8. Hukuk Dairesi 2018/14154 E. , 2019/5337 K.
"İçtihat Metni"MAHKEMESİ :İcra Hukuk Mahkemesi
Taraflar arasında görülen ve yukarıda açıklanan davada yapılan yargılama sonunda Mahkemece, davanın kabulüne karar verilmiş olup hükmün davalı alacaklı vekili tarafından temyiz edilmesi üzerine, Dairece dosya incelendi, gereği düşünüldü.
K A R A R
Davacı üçüncü kişi vekili; alacaklı tarafından, borçlunun borcundan dolayı haczedilen 34 BD 1871 plaka sayılı kamyon ile buna bağlı 35 tonluk vincin müvekkili tarafından takip borçlusundan haciz tarihinden önce 28.11.2008 tarihli Noter Satış Sözleşmesi ile satın alındığını ve müvekkili adına tescil ettirildiğini, mahcuzun borçlu ile ilgisinin kalmadığını ve mülkiyetin davacıya geçtiğini ileri sürerek, davanın kabulünü talep etmiştir.
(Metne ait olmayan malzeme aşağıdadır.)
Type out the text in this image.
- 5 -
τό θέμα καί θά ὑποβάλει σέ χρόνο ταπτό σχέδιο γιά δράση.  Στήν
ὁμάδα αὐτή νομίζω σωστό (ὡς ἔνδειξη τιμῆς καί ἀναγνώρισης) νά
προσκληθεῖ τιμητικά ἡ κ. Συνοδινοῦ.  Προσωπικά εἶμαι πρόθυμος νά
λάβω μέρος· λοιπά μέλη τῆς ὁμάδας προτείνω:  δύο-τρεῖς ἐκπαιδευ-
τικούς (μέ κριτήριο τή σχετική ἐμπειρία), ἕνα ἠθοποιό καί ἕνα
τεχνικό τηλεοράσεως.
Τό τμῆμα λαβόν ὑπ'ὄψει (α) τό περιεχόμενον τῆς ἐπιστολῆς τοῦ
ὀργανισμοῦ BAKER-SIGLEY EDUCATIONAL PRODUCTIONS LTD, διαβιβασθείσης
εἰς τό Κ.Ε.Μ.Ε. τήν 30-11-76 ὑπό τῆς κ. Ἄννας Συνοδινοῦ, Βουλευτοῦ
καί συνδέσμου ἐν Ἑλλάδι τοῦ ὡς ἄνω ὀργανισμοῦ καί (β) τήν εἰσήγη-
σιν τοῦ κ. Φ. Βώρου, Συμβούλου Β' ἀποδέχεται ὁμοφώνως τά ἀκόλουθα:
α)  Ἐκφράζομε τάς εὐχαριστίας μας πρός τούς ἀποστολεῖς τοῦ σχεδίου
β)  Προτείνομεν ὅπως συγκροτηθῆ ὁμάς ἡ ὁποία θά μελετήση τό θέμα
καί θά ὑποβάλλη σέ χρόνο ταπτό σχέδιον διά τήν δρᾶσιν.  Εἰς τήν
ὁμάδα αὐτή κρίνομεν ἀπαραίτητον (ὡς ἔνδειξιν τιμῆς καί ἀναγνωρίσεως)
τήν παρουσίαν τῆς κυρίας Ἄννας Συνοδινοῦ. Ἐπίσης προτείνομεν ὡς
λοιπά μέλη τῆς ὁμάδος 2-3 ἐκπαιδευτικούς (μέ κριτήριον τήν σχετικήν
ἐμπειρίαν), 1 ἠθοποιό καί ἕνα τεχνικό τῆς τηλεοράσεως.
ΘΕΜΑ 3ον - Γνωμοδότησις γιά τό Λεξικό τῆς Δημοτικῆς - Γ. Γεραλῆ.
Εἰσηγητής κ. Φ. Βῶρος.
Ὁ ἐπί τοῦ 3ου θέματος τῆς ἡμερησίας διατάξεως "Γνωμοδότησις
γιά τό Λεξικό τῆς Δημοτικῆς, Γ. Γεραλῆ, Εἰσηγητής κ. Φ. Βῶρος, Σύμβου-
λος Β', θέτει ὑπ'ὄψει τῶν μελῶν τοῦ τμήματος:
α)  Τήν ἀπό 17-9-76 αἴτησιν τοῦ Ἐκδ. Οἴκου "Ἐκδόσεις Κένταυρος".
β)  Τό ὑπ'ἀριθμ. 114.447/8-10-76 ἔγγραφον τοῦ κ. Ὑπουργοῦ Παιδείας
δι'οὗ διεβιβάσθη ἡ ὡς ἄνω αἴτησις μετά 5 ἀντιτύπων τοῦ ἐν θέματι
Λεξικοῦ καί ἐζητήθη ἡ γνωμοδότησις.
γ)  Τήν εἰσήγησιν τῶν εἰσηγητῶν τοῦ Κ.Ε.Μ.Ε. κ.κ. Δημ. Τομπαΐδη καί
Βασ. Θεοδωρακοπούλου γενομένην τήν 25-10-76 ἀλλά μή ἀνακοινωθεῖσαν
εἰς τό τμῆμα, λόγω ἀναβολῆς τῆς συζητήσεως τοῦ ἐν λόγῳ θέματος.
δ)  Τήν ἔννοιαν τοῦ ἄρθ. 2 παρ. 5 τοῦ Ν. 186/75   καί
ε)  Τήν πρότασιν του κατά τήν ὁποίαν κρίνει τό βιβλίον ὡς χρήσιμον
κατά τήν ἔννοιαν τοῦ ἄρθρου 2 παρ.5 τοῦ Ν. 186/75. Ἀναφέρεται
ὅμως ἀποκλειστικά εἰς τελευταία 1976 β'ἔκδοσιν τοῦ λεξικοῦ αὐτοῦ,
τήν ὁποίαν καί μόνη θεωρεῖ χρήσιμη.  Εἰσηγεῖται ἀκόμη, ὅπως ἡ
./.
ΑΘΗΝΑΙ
Davalı alacaklı vekili; dava konusu araçların davacı 3.kişi ve borçlu tarafından müvekkilinden dolandırma yoluyla elde edildiğini, olayla ilgili olarak bu kişiler hakkında hazırlık soruşturmaları bulunduğunu, devir ve satış işlemlerinin muvazaalı ve alacaklıdan mal kaçırmaya yönelik olduğunu, bu nedenle davanın reddi gerektiğini savunmuştur.
Mahkemece; dava konusu mahcuza ait Noter Satış Sözleşmesinin yapıldığı ve aynı tarihte aracın borçlu adına trafik sicilinde kayıtlı olması nedeniyle sicil kaydına güvenerek kamyonu satın alan davacının iyiniyetinin korunması gerektiği, mahcuz kamyon ve vincin bedelinin davacı üçüncü kişi tarafından nakden ödendiği, yasa gereği ödemenin banka veya benzeri kurumlar üzerinden yapılması gerekmekte ise de, bu durumun ispat vasıtası olmadığı, soruşturma dosyasının devam etmekte olduğu ve davacı, diğer şüpheliler ile tanıkların ifadelerinde davacı üçüncü kişinin borçlu ile birlikte hareket ederek mal kaçırma girişiminde bulunduğuna dair bir delilin bulunmadığı, soruşturma dosyasının akıbetinin beklenmesinin usul ekonomisine aykırı olacağı gerekçeleri ile davanın kabulüne karar verilmiş, karar davalı alacaklı vekili tarafından temyiz edilmiştir.
Dava, üçüncü kişinin İİK’nin 96 vd. maddelerine dayalı istihkak iddiasına ilişkindir.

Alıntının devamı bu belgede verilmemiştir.